A design goal is to not only encourage researchers from both organizations to mix within the center, but to draw researchers from the Ciutadella of Knowledge, and beyond, to work together. To do this, nuanced design strategies quietly promote circulation through sightlines and destinations that pique curiosity and encourage empathy, all serving to heighten occupants’ anticipation of collaboration.
Some examples include the transparency of floor-to-ceiling windows that work in concert with shared floor-to-ceiling heights among buildings. Likewise, other strategic alignments include the sweeping space of the agora and its continuous momentum upward, through a shared, five-story mass timber spiral staircase that in turn swirls up to a large roof deck. There, all researchers can enjoy the salty breeze and view of the Mediterranean. In contrast, more intimate destinations within the facility include the ground-floor arcades and cloisters nestled along the edges of the agora, which reveal smaller, shaded spaces.

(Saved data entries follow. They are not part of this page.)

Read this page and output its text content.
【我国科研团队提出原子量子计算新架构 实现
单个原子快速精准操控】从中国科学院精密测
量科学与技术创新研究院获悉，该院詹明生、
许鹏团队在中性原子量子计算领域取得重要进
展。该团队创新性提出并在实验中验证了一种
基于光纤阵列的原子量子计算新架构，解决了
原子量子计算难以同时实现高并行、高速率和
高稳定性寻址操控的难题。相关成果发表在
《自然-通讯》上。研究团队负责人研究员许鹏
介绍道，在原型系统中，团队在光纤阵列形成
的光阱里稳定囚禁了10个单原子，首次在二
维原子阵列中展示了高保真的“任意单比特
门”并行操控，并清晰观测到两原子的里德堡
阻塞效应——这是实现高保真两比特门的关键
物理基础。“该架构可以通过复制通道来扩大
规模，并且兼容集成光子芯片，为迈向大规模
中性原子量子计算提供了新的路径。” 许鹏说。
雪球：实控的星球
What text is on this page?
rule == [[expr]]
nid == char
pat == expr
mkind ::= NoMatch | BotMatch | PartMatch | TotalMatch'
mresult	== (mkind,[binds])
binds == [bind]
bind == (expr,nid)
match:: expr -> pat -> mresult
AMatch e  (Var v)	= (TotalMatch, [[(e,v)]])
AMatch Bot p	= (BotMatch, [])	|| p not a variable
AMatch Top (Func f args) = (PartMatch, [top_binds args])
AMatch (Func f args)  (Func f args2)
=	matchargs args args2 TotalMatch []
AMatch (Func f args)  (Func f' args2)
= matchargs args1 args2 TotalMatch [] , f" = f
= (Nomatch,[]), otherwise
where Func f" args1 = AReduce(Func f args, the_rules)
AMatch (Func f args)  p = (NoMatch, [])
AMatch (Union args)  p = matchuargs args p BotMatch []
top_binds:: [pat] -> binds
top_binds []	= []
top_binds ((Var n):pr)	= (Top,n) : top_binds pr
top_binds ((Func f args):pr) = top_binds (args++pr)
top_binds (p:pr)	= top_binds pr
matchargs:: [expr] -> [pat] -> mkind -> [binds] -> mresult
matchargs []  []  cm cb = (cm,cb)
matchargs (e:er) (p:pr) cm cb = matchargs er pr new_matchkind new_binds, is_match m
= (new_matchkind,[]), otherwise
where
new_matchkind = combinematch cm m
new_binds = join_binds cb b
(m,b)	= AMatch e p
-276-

The research center’s high-performance mass timber building envelope and mechanical systems will significantly reduce both embodied and operational carbon while optimizing the quality of the interior environment. Specific elements of the building envelope include sun shades that blunt the intensity of the Mediterranean sun while simultaneously harvesting daylight deep into the building and offering unobstructed views of the sea. The envelope also features operable windows to provide natural ventilation. Inside, zoned climate controls and chilled beams reduce energy loads while ensuring that research teams will conduct their work in comfort.
Elements of the research center’s design also serve to demonstrate a relationship to the wider site and the history of its place in ways that imbue greater metaphorical, representational, and literal connection. For example, the envelope’s exterior shading devices pay homage to sailing and fishing, which for centuries have been critical to the economic and cultural heritage of Barcelona.
Likewise, plantings and gardens onsite and within the buildings demonstrate the flow of water reclamation while tendrils of Mediterranean flora tumble from one floor to the next, playfully encouraging the travel between spaces. Indeed, the plantings are but one aspect of a wider, boundary-blurring strategy of encapsulating the condition of the adjacent Parc de Ciutadella—the rhythm of its spaces, patterns of circulation, and its greenery. In this manner, the research center interprets and extends the province of the park, and the nature of the park flourishes within the building.
The Mercat del Peix Research Center anticipates being operational by the end of 2025 as a hub of knowledge sharing and collaborative innovation with importance to Barcelona, Catalonia, Europe, and the entire planet.